SACRE-COEUR MINERALS, LTD. (“Sacre-Coeur”) today announced that it has granted a two week extension for completion of due diligence regarding the proposed acquisition of Sacre-Coeur by NORD GOLD N.V., formerly named SEVERSTAL GOLD N.V. (the “Purchaser”) and SEVERSTAL GOLD LLC (“Severstal Gold”), affiliates of OAO Severstal (LSE: SVST; RT: CHMF), in accordance with the binding agreement (the “Agreement”) among the parties dated September 21, 2010, as referred to in their joint press release of September 22, 2010 (the “Transaction”). Due diligence is still proceeding, together with the preparation of the required documentation and other steps preparatory to closing the Transaction, which is subject to the successful completion of due diligence, court approval, securityholder approval and satisfaction of customary closing conditions.
Pursuant to a second amendment to the Agreement dated January 28, 2011, Sacre-Coeur has agreed to grant the Purchaser and Severstal Gold a further two weeks to complete their due diligence review of Sacre-Coeur, now to be complete by February 14, 2011 and the parties have now agreed to use their best efforts to complete the Transaction by April 15, 2011, which date may be extended to no later than June 30, 2011 if the parties are prevented from closing the Transaction by reason of any court proceeding or in certain other circumstances.

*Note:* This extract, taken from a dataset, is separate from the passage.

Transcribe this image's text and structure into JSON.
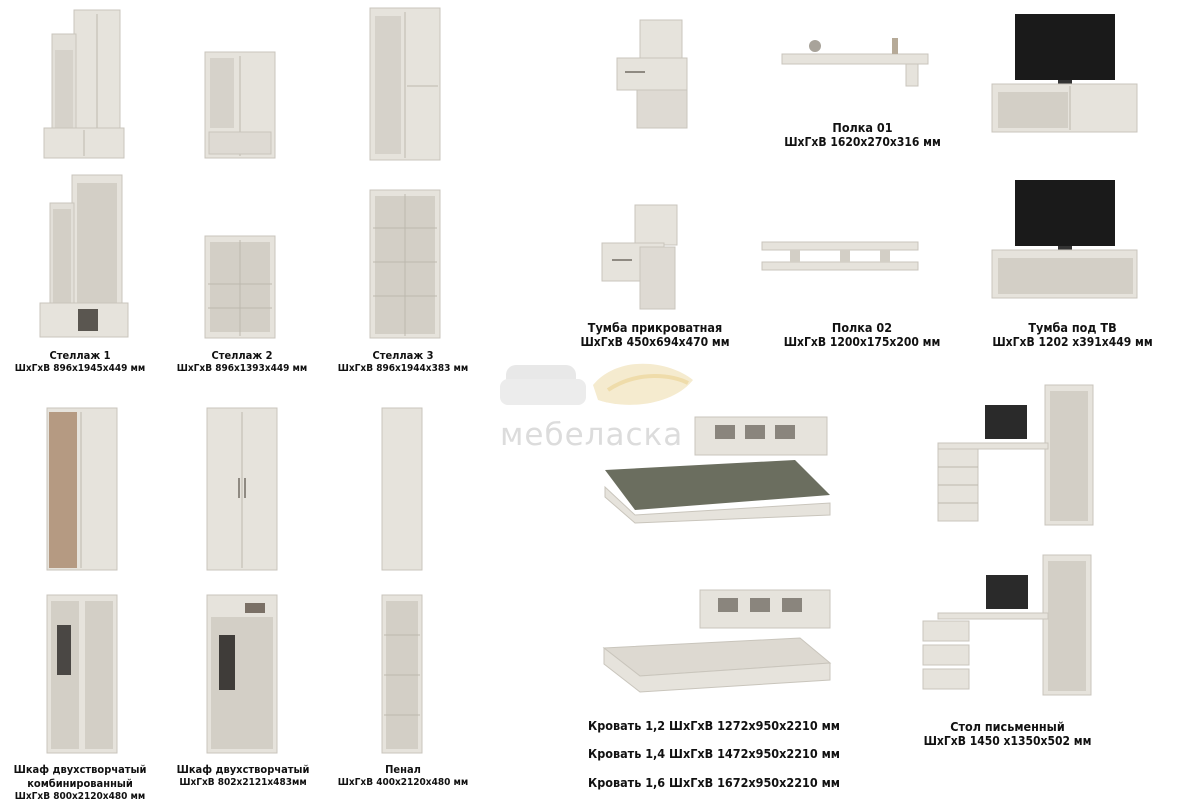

A further update will be provided at such time as new dates for the special meeting of the securityholders of Sacre-Coeur and closing have been set.
Sacre-Coeur is engaged in the acquisition, exploration and development of properties for the potential mining of gold, metals and diamonds in South America, initially focusing on exploration for gold on its properties in Guyana. Sacre-Coeur presently has an interest in approximately 1000 sq. km of mineral properties in Guyana, including the Million Mountain Property. Sacre-Coeur has offices in Vancouver, Canada and Georgetown, Guyana. More information about Sacre-Coeur is available at <www.scminerals.com>.
Forward Looking Statements
Certain statements herein constitute forward-looking statements or forward-looking information within the meaning of applicable securities legislation, including the statements or information about the Transaction. Forward-looking statements involve known and unknown risks, uncertainties and other factors that may cause actual results, performance or achievements of Sacre-Coeur to be materially different from any future results, performance or achievements expressed or implied by such forward-looking statements or information.
With respect to forward-looking statements and information contained herein, we have made numerous assumptions including among other things, assumptions of our ability to close the Transaction. Although our management believes that the assumptions made and the expectations represented by such statements or information are reasonable, there can be no assurance that a forward-looking statement or information herein will prove to be accurate. Forward-looking statements and information by their nature are based on assumptions and involve known and unknown risks, uncertainties and other factors which may cause our actual results, performance or achievements, or industry results, to be materially different from any future results, performance or achievements expressed or implied by such forward-looking statements or information. Such risks and uncertainties include risks and uncertainties involved in satisfying the conditions to close the Transaction.
There can be no assurance that forward-looking statements or information will prove to be accurate, as actual results and future events could differ materially from those anticipated in such statements.Accordingly, readers should not place undue reliance on forward-looking statements or information. All forward-looking statements and information made herein, are qualified by this cautionary statement.
ON BEHALF OF THE BOARD OF DIRECTORS OF SACRE-COEUR MINERALS, LTD.
“Gregory B. Sparks”
Gregory B. Sparks
President & CEO
Neither TSX Venture Exchange nor its Regulation Services Provider (as that term is defined in the policies of the TSX Venture Exchange) accepts responsibility for the adequacy or accuracy of this release.